© JUNGE FREIHEIT Verlag GmbH & Co. www.jungefreiheit.de 46/06 10. November 2006

Kolumne
Ähnliches und Unähnliches
Klaus Motschmann

Der türkische Botschafter in Deutschland hat vor kurzem anläßlich eines Besuches des türkischen Gemeindezentrums Berlin und in Anwesenheit von Vizekanzler Müntefering einen bemerkenswerten Appell an die Verantwortlichen in Politik und Gesellschaft gerichtet: Sie sollten bei den Bemühungen um die Integration seiner Landsleute Abstand von Zwangsmaßnahmen nehmen und damit aufhören, "den Islam nach ihren eigenen Vorstellungen zu gestalten".

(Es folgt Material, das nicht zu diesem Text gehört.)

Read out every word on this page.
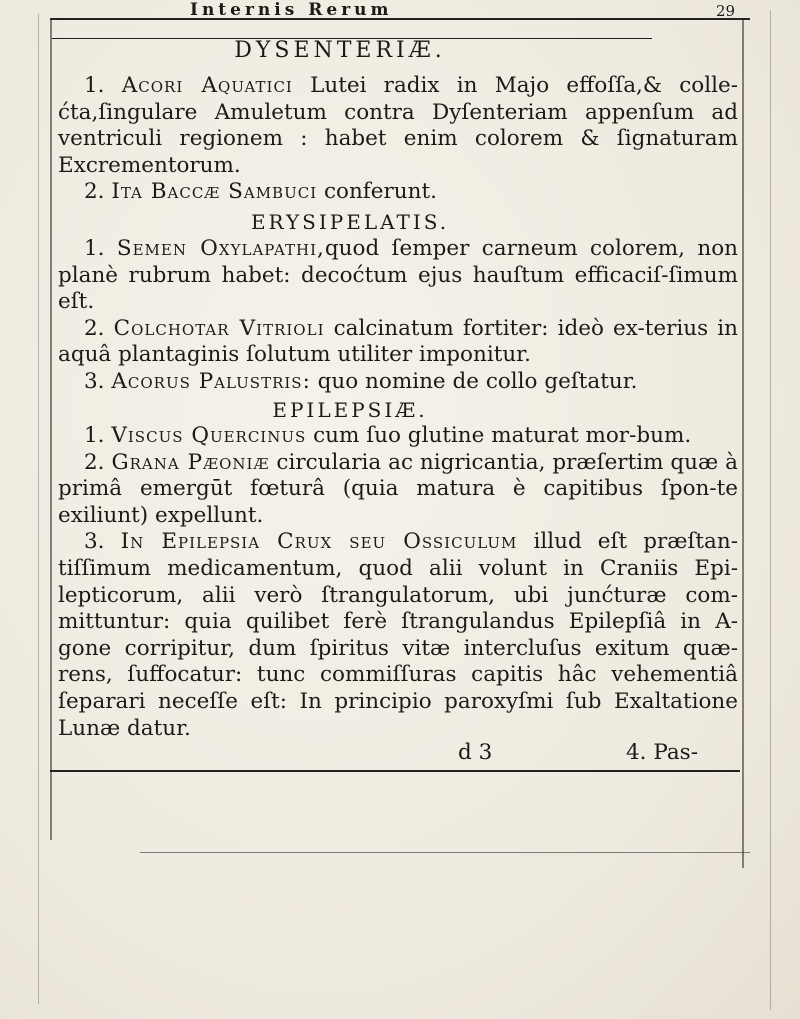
Internis Rerum	29
DYSENTERIÆ.

1. Acori Aquatici Lutei radix in Majo effoſſa,& colle-ćta,ſingulare Amuletum contra Dyſenteriam appenſum ad ventriculi regionem : habet enim colorem & ſignaturam Excrementorum.

2. Ita Baccæ Sambuci conferunt.

ERYSIPELATIS.

1. Semen Oxylapathi,quod ſemper carneum colorem, non planè rubrum habet: decoćtum ejus hauſtum efficaciſ-ſimum eſt.

2. Colchotar Vitrioli calcinatum fortiter: ideò ex-terius in aquâ plantaginis ſolutum utiliter imponitur.

3. Acorus Palustris: quo nomine de collo geſtatur.

EPILEPSIÆ.

1. Viscus Quercinus cum ſuo glutine maturat mor-bum.

2. Grana Pæoniæ circularia ac nigricantia, præſertim quæ à primâ emergūt fœturâ (quia matura è capitibus ſpon-te exiliunt) expellunt.

3. In Epilepſia Crux ſeu Ossiculum illud eſt præſtan-tiſſimum medicamentum, quod alii volunt in Craniis Epi-lepticorum, alii verò ſtrangulatorum, ubi junćturæ com-mittuntur: quia quilibet ferè ſtrangulandus Epilepſiâ in A-gone corripitur, dum ſpiritus vitæ intercluſus exitum quæ-rens, ſuffocatur: tunc commiſſuras capitis hâc vehementiâ ſeparari neceſſe eſt: In principio paroxyſmi ſub Exaltatione Lunæ datur.

d 3	4. Pas-
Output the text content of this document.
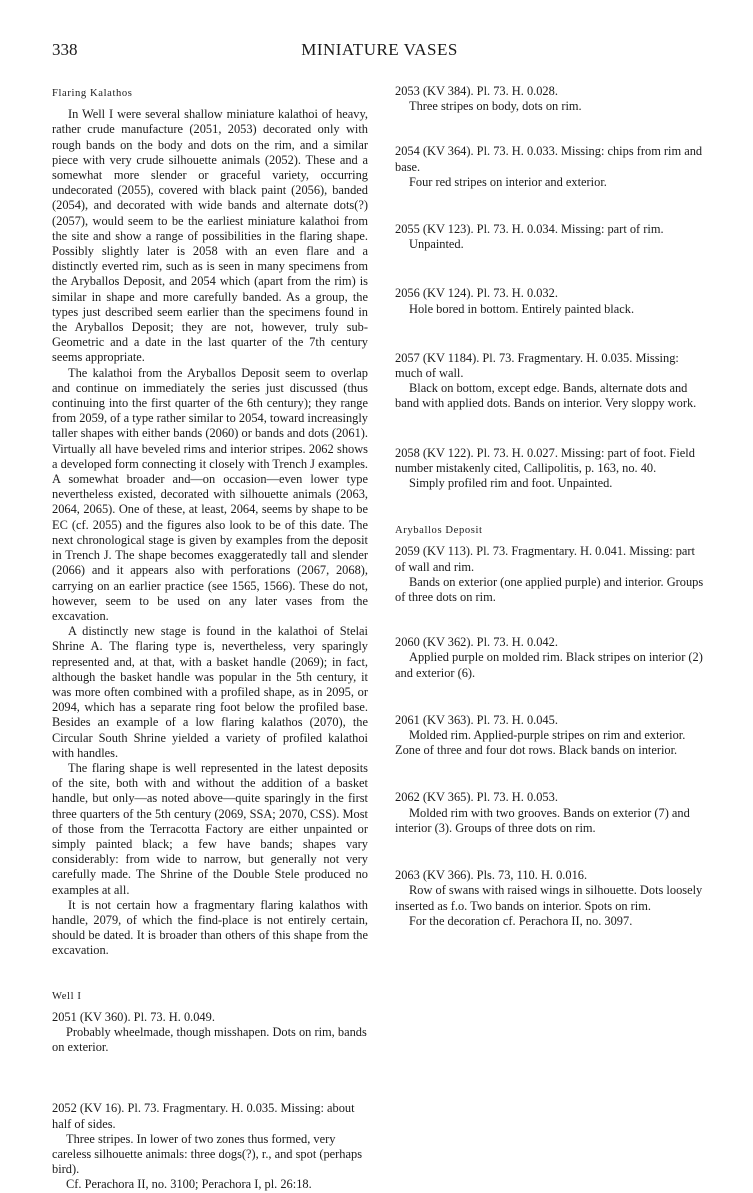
338	MINIATURE VASES
Flaring Kalathos

In Well I were several shallow miniature kalathoi of heavy, rather crude manufacture (2051, 2053) decorated only with rough bands on the body and dots on the rim, and a similar piece with very crude silhouette animals (2052). These and a somewhat more slender or graceful variety, occurring undecorated (2055), covered with black paint (2056), banded (2054), and decorated with wide bands and alternate dots(?) (2057), would seem to be the earliest miniature kalathoi from the site and show a range of possibilities in the flaring shape. Possibly slightly later is 2058 with an even flare and a distinctly everted rim, such as is seen in many specimens from the Aryballos Deposit, and 2054 which (apart from the rim) is similar in shape and more carefully banded. As a group, the types just described seem earlier than the specimens found in the Aryballos Deposit; they are not, however, truly sub-Geometric and a date in the last quarter of the 7th century seems appropriate.

The kalathoi from the Aryballos Deposit seem to overlap and continue on immediately the series just discussed (thus continuing into the first quarter of the 6th century); they range from 2059, of a type rather similar to 2054, toward increasingly taller shapes with either bands (2060) or bands and dots (2061). Virtually all have beveled rims and interior stripes. 2062 shows a developed form connecting it closely with Trench J examples. A somewhat broader and—on occasion—even lower type nevertheless existed, decorated with silhouette animals (2063, 2064, 2065). One of these, at least, 2064, seems by shape to be EC (cf. 2055) and the figures also look to be of this date. The next chronological stage is given by examples from the deposit in Trench J. The shape becomes exaggeratedly tall and slender (2066) and it appears also with perforations (2067, 2068), carrying on an earlier practice (see 1565, 1566). These do not, however, seem to be used on any later vases from the excavation.

A distinctly new stage is found in the kalathoi of Stelai Shrine A. The flaring type is, nevertheless, very sparingly represented and, at that, with a basket handle (2069); in fact, although the basket handle was popular in the 5th century, it was more often combined with a profiled shape, as in 2095, or 2094, which has a separate ring foot below the profiled base. Besides an example of a low flaring kalathos (2070), the Circular South Shrine yielded a variety of profiled kalathoi with handles.

The flaring shape is well represented in the latest deposits of the site, both with and without the addition of a basket handle, but only—as noted above—quite sparingly in the first three quarters of the 5th century (2069, SSA; 2070, CSS). Most of those from the Terracotta Factory are either unpainted or simply painted black; a few have bands; shapes vary considerably: from wide to narrow, but generally not very carefully made. The Shrine of the Double Stele produced no examples at all.

It is not certain how a fragmentary flaring kalathos with handle, 2079, of which the find-place is not entirely certain, should be dated. It is broader than others of this shape from the excavation.

Well I

2051 (KV 360). Pl. 73. H. 0.049.

Probably wheelmade, though misshapen. Dots on rim, bands on exterior.

2052 (KV 16). Pl. 73. Fragmentary. H. 0.035. Missing: about half of sides.

Three stripes. In lower of two zones thus formed, very careless silhouette animals: three dogs(?), r., and spot (perhaps bird).

Cf. Perachora II, no. 3100; Perachora I, pl. 26:18.

2053 (KV 384). Pl. 73. H. 0.028.

Three stripes on body, dots on rim.

2054 (KV 364). Pl. 73. H. 0.033. Missing: chips from rim and base.

Four red stripes on interior and exterior.

2055 (KV 123). Pl. 73. H. 0.034. Missing: part of rim.

Unpainted.

2056 (KV 124). Pl. 73. H. 0.032.

Hole bored in bottom. Entirely painted black.

2057 (KV 1184). Pl. 73. Fragmentary. H. 0.035. Missing: much of wall.

Black on bottom, except edge. Bands, alternate dots and band with applied dots. Bands on interior. Very sloppy work.

2058 (KV 122). Pl. 73. H. 0.027. Missing: part of foot. Field number mistakenly cited, Callipolitis, p. 163, no. 40.

Simply profiled rim and foot. Unpainted.

Aryballos Deposit

2059 (KV 113). Pl. 73. Fragmentary. H. 0.041. Missing: part of wall and rim.

Bands on exterior (one applied purple) and interior. Groups of three dots on rim.

2060 (KV 362). Pl. 73. H. 0.042.

Applied purple on molded rim. Black stripes on interior (2) and exterior (6).

2061 (KV 363). Pl. 73. H. 0.045.

Molded rim. Applied-purple stripes on rim and exterior. Zone of three and four dot rows. Black bands on interior.

2062 (KV 365). Pl. 73. H. 0.053.

Molded rim with two grooves. Bands on exterior (7) and interior (3). Groups of three dots on rim.

2063 (KV 366). Pls. 73, 110. H. 0.016.

Row of swans with raised wings in silhouette. Dots loosely inserted as f.o. Two bands on interior. Spots on rim.

For the decoration cf. Perachora II, no. 3097.
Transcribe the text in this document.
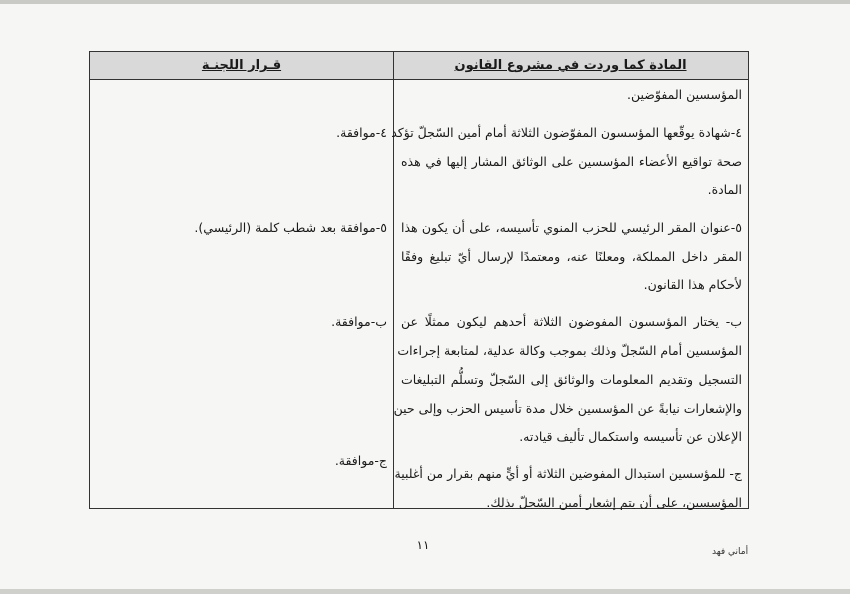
المادة كما وردت في مشروع القانون
قـرار اللجنـة
المؤسسين المفوّضين.
٤-شهادة يوقّعها المؤسسون المفوّضون الثلاثة أمام أمين السّجلّ تؤكد
صحة تواقيع الأعضاء المؤسسين على الوثائق المشار إليها في هذه
المادة.
٥-عنوان المقر الرئيسي للحزب المنوي تأسيسه، على أن يكون هذا
المقر داخل المملكة، ومعلنًا عنه، ومعتمدًا لإرسال أيّ تبليغ وفقًا
لأحكام هذا القانون.
ب- يختار المؤسسون المفوضون الثلاثة أحدهم ليكون ممثلًا عن
المؤسسين أمام السّجلّ وذلك بموجب وكالة عدلية، لمتابعة إجراءات
التسجيل وتقديم المعلومات والوثائق إلى السّجلّ وتسلُّم التبليغات
والإشعارات نيابةً عن المؤسسين خلال مدة تأسيس الحزب وإلى حين
الإعلان عن تأسيسه واستكمال تأليف قيادته.
ج- للمؤسسين استبدال المفوضين الثلاثة أو أيٍّ منهم بقرار من أغلبية
المؤسسين، على أن يتم إشعار أمين السّجلّ بذلك.
٤-موافقة.
٥-موافقة بعد شطب كلمة (الرئيسي).
ب-موافقة.
ج-موافقة.
١١	أماني فهد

Dieser Appell hat in der türkischen Presse ein breites und positives Echo ausgelöst. Tatsächlich hat der Botschafter ein zentrales Problem unserer Asyl- und Innenpolitik angesprochen und einen Anstoß zur Erinnerung an einige einstmals selbstverständliche Grundsätze unseres Verfassungs- und Rechtsverständnisses gegeben. Die öffentlichen Auseinandersetzungen auf wichtigen Feldern unserer Politik werden offenkundig in zunehmendem Maße von den Bemühungen um die Entwicklung gemeinsamer "Werte" bestimmt, in manchen Bereichen bereits diktiert. Europa soll sich als eine "Wertegemeinschaft" verstehen; die Bundeswehr soll durch ihre Auslandseinsätze gemeinsame Werte verteidigen; die Integration von Hunderttausenden Ausländern soll nach Maßgabe eines gemeinsamen "Wertekanons" erfolgen usw. usf. Dazu gehört dann die Betonung von Gemeinsamkeiten wie Toleranz, Respekt vor anderen Wertvorstellungen und Anerkennung der in einer multikulturellen Gesellschaft vertretenen Moralvorstellungen. Dazu gehört aber auch - und davon wird in der Regel kaum gesprochen! - die Unterscheidung, ja die Feststellung der Unvereinbarkeit bestimmter Werte, etwa der christlichen, islamischen, sozialistischen oder liberalistischen. Das Wesentliche einer Rechtsordnung, einer Religion oder einer Ideologie läßt sich jedoch nicht an dem Ausmaß der Gemeinsamkeiten, sondern an der Qualität der Unterschiede erfassen, die sich zum Teil über die Jahrhunderte erhalten haben. Wer sie verschweigt oder nach eigenen Vorstellungen umdeutet, setzt sich dem Verdacht der Täuschung aus. Wer das nicht will, wird deshalb einen zeitlosen Ratschlag Sokrates' beachten müssen: "Wer einen anderen täuschen will, ohne dabei selbst getäuscht zu werden, muß die Ähnlichkeiten der Dinge und ihre Unähnlichkeiten genau auseinanderhalten."

Über die vermeintlichen Ähnlichkeiten von Christentum und Islam sind wir inzwischen hinreichend informiert. Über die Unähnlichkeiten hingegen noch nicht. Warum nicht?

 

Prof. Dr. Klaus Motschmann lehrte Politikwissenschaften an der Hochschule der Künste Berlin.